The Türings made a career in step with the city. It is reported from 1497 that Niklas Türing was in the service of the sovereign as a "paid court mason". When he died in 1517 or 1518, it is not known for certain, he was listed on his gravestone as "Roman imperial majesty's chief foreman" is the title. Together with his son Gregor, he was listed as a master stonemason. This enabled the Türings to acquire citizenship in Innsbruck. By 1506 at the latest, they had a house in the workers' and craftsmen's neighbourhood Anbruggen. In 1509, they were able to acquire the house of today's Gasthof zum Lamm in Mariahilfstraße. Further property was added at what is now Schlossergasse 21.

In the course of the late Middle Ages, the early Gothic period and later the Renaissance gave Europe a new architectural guise with a new understanding of architecture and aesthetics. Buildings such as Notre Dame or the Minster of York set the trend that would characterise the whole of Europe until the onset of the Baroque period. Pointed towers, ribbed vaults, bay windows and playful carvings depicting everyday courtly life are some of the typical features that make the heterogeneous style recognisable. The work of the Türings can be traced particularly well in the old town centre. Many of the town houses, such as the Trautsonhaus still have Gothic ground plans, inner courtyards and carvings.

The Türings left their mark on Gothic Innsbruck in the transitional period between the Middle Ages and early modern times. Thanks to their training, they combined an eye for the big picture and details in their building projects. They were known for their particularly fine stonework, which resulted in ornate portals, arcades, staircases and vaults. They produced relief jewellery with patterns in the typical style of Renaissance art. Grotesques, vases and depictions of animals were typical ways of decorating bay windows and smooth walls. The symmetrical arrangement of the individual elements is also a characteristic of the period.

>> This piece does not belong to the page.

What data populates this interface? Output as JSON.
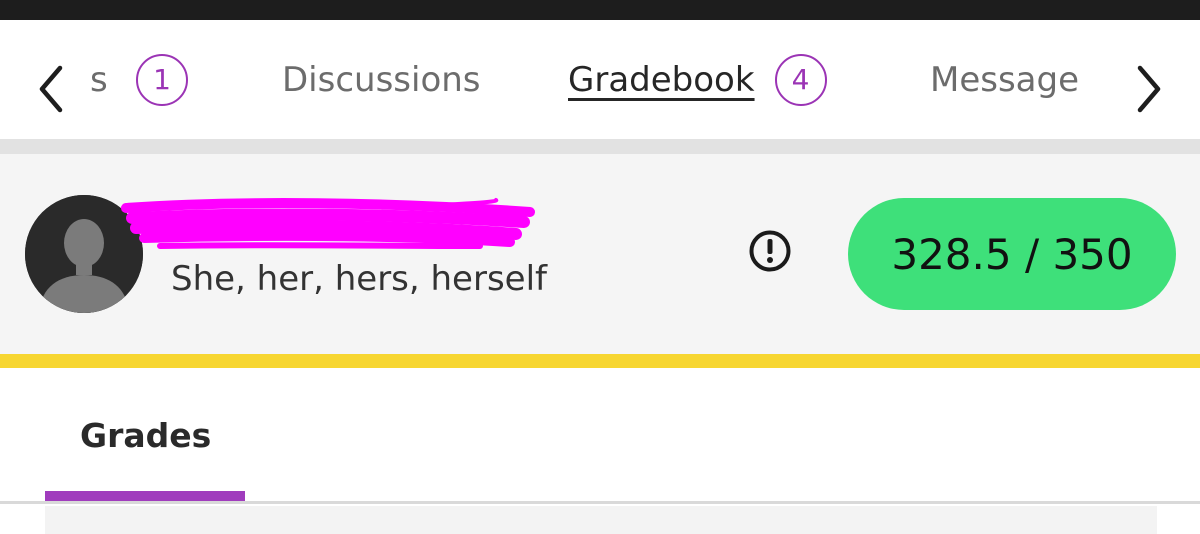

Niklas Türing is the Goldene Dachl to a large extent. He also created the statue of the Burgriesen Haidla particularly tall member of Siegmund's bodyguard, which can be seen today in the city tower. Emperor Maximilian held him in such high esteem that he allowed him to display the family coat of arms of the Türings and his wife, a fountain and a fish, in the vault of the Goldenen Dachls to immortalise him. His son Gregor immortalised himself with the Trautsonhaus in der Herzog-Friedrich-Straße und am Burgriesenhaus in the Domgasse. The last of the Türings to have an influence on the Innsbruck building scene was Niklas Türing the Younger, who began planning the Hofkirche together with Andrea Crivelli. In the 16th and 17th centuries, the influence of the Gothic style began to wane, especially in what is now Austria. Churches in particular were increasingly remodelled and rebuilt in the Baroque style as part of the Counter-Reformation. Today, Türingstraße in the east of Innsbruck is a reminder of the early modern dynasty of master builders.